Carson City remembrance 9/11 ceremony set Sept. 11

A brief memorial event in Mills Park is set for the morning of Sept. 11 to recognize and honor those who lost their lives in the national attack on that date in 2001.

The Carson City ceremony is set for 8:46 a.m. in the park at the World Trade Center I-beam Memorial site. It will include remarks by Mayor Robert Crowell, Sheriff Ken Furlong and Fire Chief Bob Schreihans.

“I’ve been asked to speak,” said the mayor, adding city government coordination was being handled by various city departments working under the auspices of City Manager Nick Marano. Marano has arranged through the Parks and Recreation Department for a sound system and other pertinent apparatus, with the Fire Department and the Sheriff’s Office so there would be an honor guard, and with Public Works to handle pre-event street advertising via an electronic sign.

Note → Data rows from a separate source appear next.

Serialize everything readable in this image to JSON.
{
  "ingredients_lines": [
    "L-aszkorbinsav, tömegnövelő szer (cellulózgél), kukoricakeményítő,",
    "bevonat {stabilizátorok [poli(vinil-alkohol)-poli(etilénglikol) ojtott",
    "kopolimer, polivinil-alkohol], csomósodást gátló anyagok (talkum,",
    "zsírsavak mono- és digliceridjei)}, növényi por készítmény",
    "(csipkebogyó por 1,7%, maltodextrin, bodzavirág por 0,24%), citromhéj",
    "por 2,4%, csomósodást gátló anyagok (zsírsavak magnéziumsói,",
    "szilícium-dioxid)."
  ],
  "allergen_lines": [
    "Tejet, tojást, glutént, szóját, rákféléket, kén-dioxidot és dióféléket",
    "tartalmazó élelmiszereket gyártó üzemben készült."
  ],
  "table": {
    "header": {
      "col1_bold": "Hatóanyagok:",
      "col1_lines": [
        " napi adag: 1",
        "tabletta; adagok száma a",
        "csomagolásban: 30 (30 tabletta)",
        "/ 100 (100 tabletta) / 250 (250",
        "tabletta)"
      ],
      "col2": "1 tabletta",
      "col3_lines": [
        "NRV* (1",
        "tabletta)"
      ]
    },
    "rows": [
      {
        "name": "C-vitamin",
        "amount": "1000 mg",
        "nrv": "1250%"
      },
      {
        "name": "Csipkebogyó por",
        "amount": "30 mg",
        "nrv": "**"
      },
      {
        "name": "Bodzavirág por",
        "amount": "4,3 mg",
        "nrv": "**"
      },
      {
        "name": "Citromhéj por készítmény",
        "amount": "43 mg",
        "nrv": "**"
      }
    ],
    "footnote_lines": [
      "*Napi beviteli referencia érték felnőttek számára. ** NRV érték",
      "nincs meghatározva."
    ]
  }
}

A minister is expected to be on hand as well and the ceremony could include a moment of silence, a prayer, lowering of the flag and the commemorative remarks.

“The theme is to remember what happened, to never forget, and to recognize first responders,” the mayor said.

The World Trade Center I-beam Memorial is located along with the Firefighters’ Memorial in the grassy area not far from the Marv Teixeira Pavilion at the east end of Mills Park near East William and Saliman streets.

The I-beam memorial was solicited and received from the Port Authority in New York. and the 1,600 pound relic was temporarily installed in a preliminary spot at the park near the pavilion in September, 2011. Later it was given the current permanent site. Also considered before the final selection were two sites near the Carson City Community Center, 851 E. William St., on the park’s west side.

Instrumental in getting the I-beam for the memorial were Jim Shirk before he was elected to his current post on the Board of Supervisors, the Cultural Commission on which he served then, and various city officials. The mayor, Furlong, then-Fire Chief Stacey Giomi, and then-Supervisor Shelly Aldean provided letters of support to help obtain the I-beam to honor those who died in the attack, both civilians and first responders.